Likewise, John Abbott is marvelous in a completely different way as the Organian leader. The character is so gentle and fully-formed that it's easy to forget it's a character. He has numerous signature moments, but reaches the greatest heights in his reaction to Kirk and Spock's violence. He manages to build deep sadness into his admonishment of Kirk, and resists the urge to go over the top while imploring the Captain to never do such a thing again. The part is beautifully written. Multiple watchings reveal that, though Kirk and Spock don't realize it, the Organians are clearly the superior race from the very first moment. What appears, on first watching, as smugness and naivete is revealed to be wisdom (and played as such) when watching with knowledge of the Organians' true nature. It's masterful writing, directing, and acting rolled into one.

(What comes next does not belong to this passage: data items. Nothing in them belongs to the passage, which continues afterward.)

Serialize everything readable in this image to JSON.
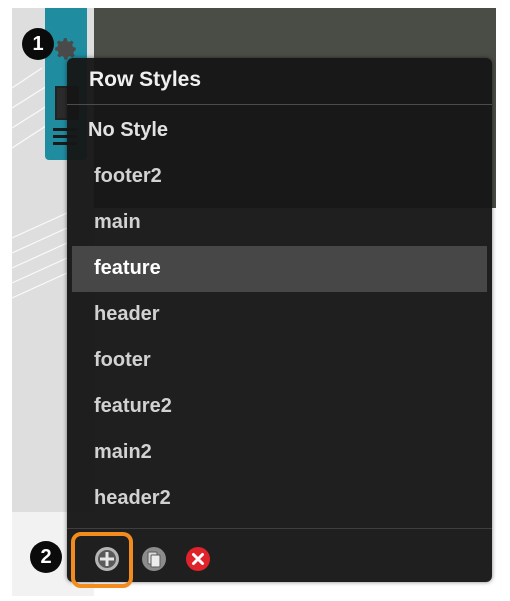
{
  "panel": {
    "title": "Row Styles",
    "styles": [
      {
        "label": "No Style"
      },
      {
        "label": "footer2"
      },
      {
        "label": "main"
      },
      {
        "label": "feature",
        "selected": true
      },
      {
        "label": "header"
      },
      {
        "label": "footer"
      },
      {
        "label": "feature2"
      },
      {
        "label": "main2"
      },
      {
        "label": "header2"
      }
    ],
    "toolbar": {
      "add_icon": "plus-circle-icon",
      "copy_icon": "duplicate-icon",
      "delete_icon": "delete-x-icon"
    }
  },
  "callouts": {
    "marker_1": "1",
    "marker_2": "2"
  },
  "colors": {
    "accent_highlight": "#f28c1e",
    "widget_teal": "#1f8ca0",
    "delete_red": "#e0232a",
    "panel_bg": "#161616",
    "selected_bg": "#474747"
  }
}
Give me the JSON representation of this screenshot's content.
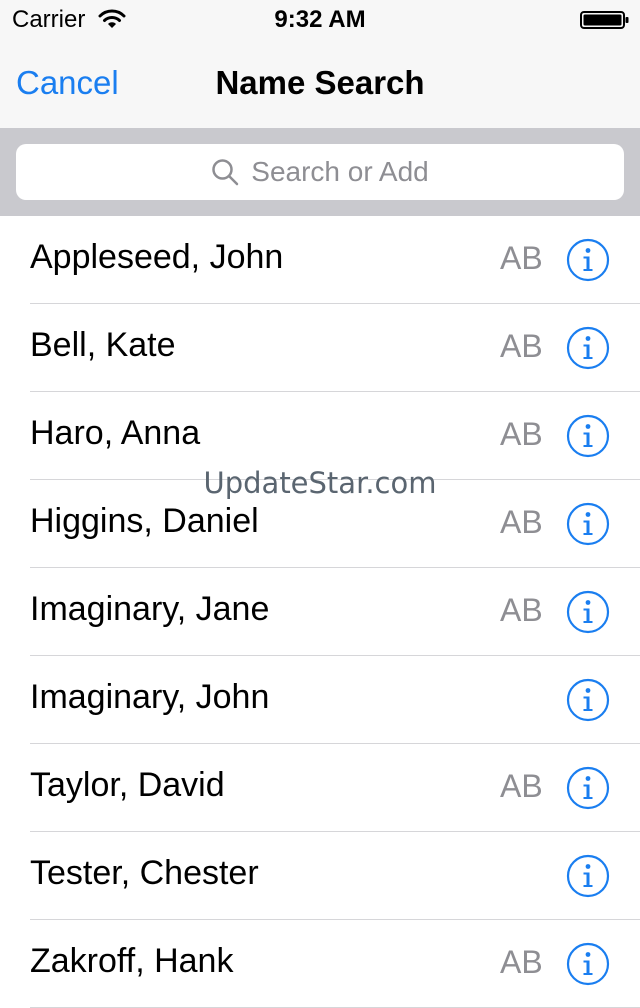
{
  "status_bar": {
    "carrier": "Carrier",
    "time": "9:32 AM",
    "icons": [
      "wifi-icon",
      "battery-icon"
    ]
  },
  "nav": {
    "cancel_label": "Cancel",
    "title": "Name Search"
  },
  "search": {
    "placeholder": "Search or Add",
    "icon": "search-icon"
  },
  "colors": {
    "accent": "#1a7ef0",
    "secondary_text": "#8e8e93",
    "search_bar_bg": "#c9c9ce"
  },
  "contacts": [
    {
      "name": "Appleseed, John",
      "badge": "AB"
    },
    {
      "name": "Bell, Kate",
      "badge": "AB"
    },
    {
      "name": "Haro, Anna",
      "badge": "AB"
    },
    {
      "name": "Higgins, Daniel",
      "badge": "AB"
    },
    {
      "name": "Imaginary, Jane",
      "badge": "AB"
    },
    {
      "name": "Imaginary, John",
      "badge": ""
    },
    {
      "name": "Taylor, David",
      "badge": "AB"
    },
    {
      "name": "Tester, Chester",
      "badge": ""
    },
    {
      "name": "Zakroff, Hank",
      "badge": "AB"
    }
  ],
  "watermark": "UpdateStar.com"
}
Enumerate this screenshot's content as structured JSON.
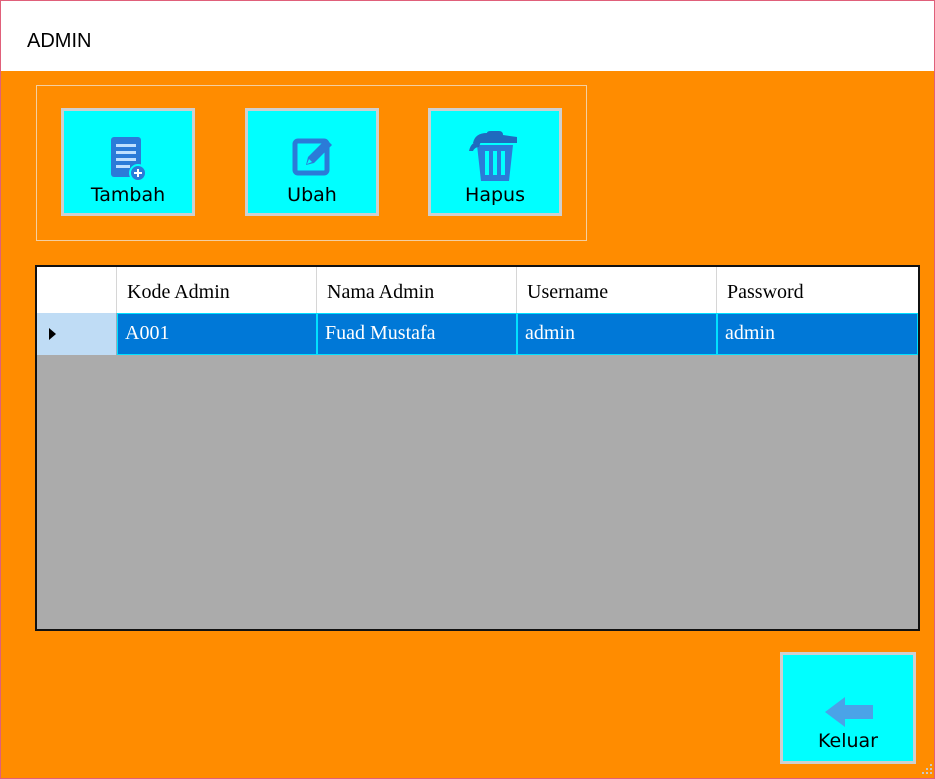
{
  "window": {
    "title": "ADMIN"
  },
  "toolbar": {
    "add_label": "Tambah",
    "edit_label": "Ubah",
    "delete_label": "Hapus"
  },
  "table": {
    "columns": [
      "Kode Admin",
      "Nama Admin",
      "Username",
      "Password"
    ],
    "rows": [
      {
        "kode": "A001",
        "nama": "Fuad Mustafa",
        "username": "admin",
        "password": "admin",
        "selected": true
      }
    ]
  },
  "footer": {
    "exit_label": "Keluar"
  },
  "colors": {
    "background": "#ff8c00",
    "button": "#00ffff",
    "selection": "#0078d7",
    "grid_empty": "#ababab"
  }
}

Nimoy plays a very restrained Spock, and gives himself over to the various leaps the character must go through to follow Kirk's lead. It's another problem with the script, given that the week before (with the Horta), Spock was acting as Kirk's conscience. Why he does not do so here is a mystery which must be attributed to character motivation problems. Nimoy, for his part, goes with the script despite what I'm sure was his better judgement, and turns in a fine performance.

The sets are very extensive, though it's hard to know how much was built for the episode, and how much was borrowed from something else. The interiors are nothing fancy, but the planet exteriors establish a nice timeless sense of place. The costumes, on the other hand, work against this. Spock ends up looking like one of Robin Hood's merry band, and Shatner in tights was really not the best idea so late in the season. The rest of the Organian costumes are wildly inconsistent. In itself, this fits with the concept of the episode, but that appears to have been coincidental. The Klingon look is established immediately, despite the fact that Kor's sash appears a bit too stiff to be practical (is it a sash or a shield?).

Despite its motivational flaws, this episode makes its point rather cleverly. Without too much questioning, we might follow Kirk right into his aggressive actions, and be equally humbled when outed as an aggressor every bit as cunning as the Klingons. Coon's skill, though pressed by time, was a true marvel.